As described above, the data output from the memory unit 440 is provided to the half-pixel motion compensator 460, and the half-pixel motion compensator 460 is a conventional method known in response to the motion vector transmitted from the encoder. Predictive frame data is output by the method.

As a result, in each of the memory unit 440 and the half-pixel motion compensation unit 460, processing of one macro block is completed within 51 clocks. However, one macro block in the IDCT unit (not shown) is processed at 64 clocks. Therefore, even if the process is completed at 51 clocks in the memory unit 440, 13 clocks should be rested to achieve 64 clocks in order to match the speed with the IDCT unit (not shown). For this purpose, a small capacity buffer unit 480 is provided between the IDPCM unit 400 and the half-pixel motion compensation unit 460. The capacity of the buffer unit 480 is sufficient to be about two macro blocks. In other words, the capacity of two macro blocks is used. When data is recorded in one part, data is outputted in another part, and the roles of the next macro block are exchanged.

As described above, the data outputted from the buffer unit 480 in 64 clock cycles are provided to the IDPCM unit 400 to be combined with the converted decoded signal to form the recovered frame data.

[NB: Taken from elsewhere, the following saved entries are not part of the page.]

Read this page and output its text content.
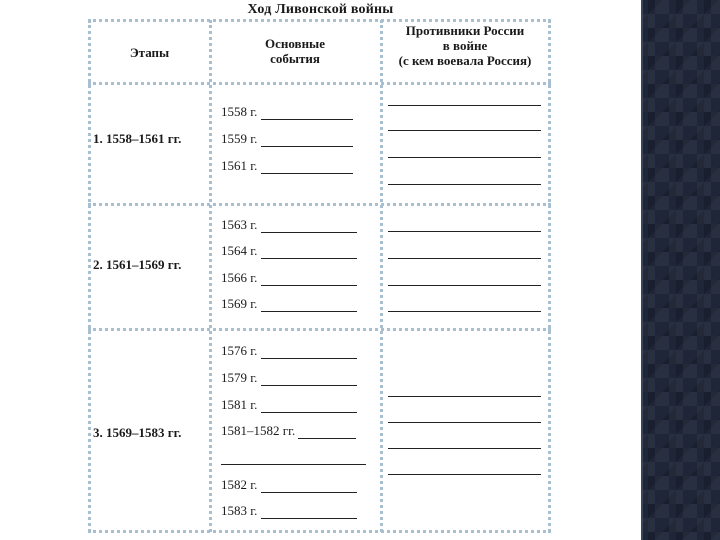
Ход Ливонской войны
Этапы
Основные
события
Противники России
в войне
(с кем воевала Россия)
1. 1558–1561 гг.
1558 г.
1559 г.
1561 г.
2. 1561–1569 гг.
1563 г.
1564 г.
1566 г.
1569 г.
3. 1569–1583 гг.
1576 г.
1579 г.
1581 г.
1581–1582 гг.
1582 г.
1583 г.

Therefore, the half-pixel motion compensator in the image decoder according to the present invention can efficiently perform half-pixel motion compensation using a buffer having a very small capacity compared to the buffer used in the conventional half-pixel motion compensation circuit. There is an advantage.

Claims (1)

An inverse difference pulse code modulator 400 which adds the transformed decoded difference data and the predicted frame data and outputs the reconstructed frame data, and an address for designating a position of a macroblock to be processed currently in response to a motion vector provided from an encoder The address generator 420 for generating a signal and the frame data provided from the inverse difference pulse code modulator 400 are stored, and the frame data stored in response to the address signal is stored in a previous frame in macroblock units. Memory unit 440 for outputting as data, and half-pixel motion compensation unit for receiving previous frame data from the memory unit 440 and outputting half-pixel motion compensated prediction frame data in response to a motion vector transmitted from an encoder. A half-pixel motion compensation circuit of a video decoder having a number 460, wherein the memory The unit 440 sequentially outputs pixel data of a block constituting the macroblock designated by the address signal and pixel data of an area required for half-pixel motion compensation of the designated macroblock, line by line, and the half-pixel motion compensation unit. And a buffer unit (480) for temporarily storing data provided from (460) and outputting the data to the inverse difference pulse code modulator (400).